One nice thing about this strategy is that we get all of the enhanced behaviors for free:

DiskList /: Part[DiskList[file_File], args___] := Part[ReadList[file, Word], args]
DiskList /: Map[f_, DiskList[file_File], args___] := Map[f, ReadList[file, Word], args];

This allows us to do stuff like this:

DiskList[File[pathToFile]][[5 ;; 7]]
(* {"of", "the", "United"} *)

DiskList[File[pathToFile]][[10000]]
(* EndOfFile *)

force the iterative semantics

DiskList /: Part[DiskList[file_File], index_Integer] :=
  Module[
    {stream = OpenRead[file], value},
    Skip[stream, Word, index - 1];
    value = Read[stream, Word];
    Close[stream];
    value];
DiskList /: Map[f_, DiskList[file_File]] :=
  Module[
    {stream = OpenRead[file], value = {}, next},
    next = Read[stream, Word];
    While[
      EndOfFile =!= next,
      AppendTo[value, f[next]];
      next = Read[stream, Word]];
   Close[stream];
   value];

The advantage here is the ability to short circuit. This might be useful for Part, but not particularly for Map.

This strategy might be more useful for Scan if our goal is to perform some operation on each value read from the file rather than produce an output.

We have the immediate problem, however, of how to support the full behavior that Part/Map/Scan normally support. How should we handle level specs in Map? Do we want to build out our own support for Span?

comments

Regarding

what interface is expected from objects fed to built-in functions

this is one of those situations where different languages operate under different computational semantics, and it's generally unsafe (or just tedious and unnecessary) to try to impose one language's semantics on another. Mathematica has no notions of interface and object in the sense that OO languages do. As was pointed out in the comments, to Mathematica, everything is an expression, and expressions are almost synonymous to syntax trees.
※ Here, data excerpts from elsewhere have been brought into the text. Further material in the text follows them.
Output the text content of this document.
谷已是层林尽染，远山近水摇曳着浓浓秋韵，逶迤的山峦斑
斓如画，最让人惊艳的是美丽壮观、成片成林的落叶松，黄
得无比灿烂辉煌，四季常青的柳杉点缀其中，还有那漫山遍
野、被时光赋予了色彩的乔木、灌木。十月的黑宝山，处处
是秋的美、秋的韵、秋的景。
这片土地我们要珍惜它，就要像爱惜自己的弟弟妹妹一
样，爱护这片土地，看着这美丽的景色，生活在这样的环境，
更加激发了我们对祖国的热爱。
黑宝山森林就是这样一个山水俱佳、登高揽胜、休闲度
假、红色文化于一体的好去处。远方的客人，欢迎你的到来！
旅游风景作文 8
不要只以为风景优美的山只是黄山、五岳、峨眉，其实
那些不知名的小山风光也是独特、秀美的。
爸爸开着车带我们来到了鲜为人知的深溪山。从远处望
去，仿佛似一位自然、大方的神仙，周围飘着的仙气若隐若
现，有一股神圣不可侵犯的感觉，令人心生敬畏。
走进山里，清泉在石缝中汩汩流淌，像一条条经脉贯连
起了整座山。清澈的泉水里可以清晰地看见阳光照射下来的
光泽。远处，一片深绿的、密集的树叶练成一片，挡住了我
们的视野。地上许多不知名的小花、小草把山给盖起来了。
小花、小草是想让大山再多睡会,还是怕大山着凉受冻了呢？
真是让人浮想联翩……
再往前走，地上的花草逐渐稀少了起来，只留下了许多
Specifically, Map is not a generic (as in parameterized types) operator that defers certain responsibilities to the types/objects passed to it. Map simply implements computational behaviors on the expressions passed to it. So you can't "hook" into it by providing overriding behaviors in your custom "object classes".

Since the rules in UpValues are applied before those in DownValues, you can think of up values as interrupting the "typical" sequence of evaluation. You're simply telling the evaluation engine to consult the rules for a symbol in the body of the expression before consulting those of the head of the expression. That's it. You're not injecting a bundle of special, overriding implementations (an object) into a function template.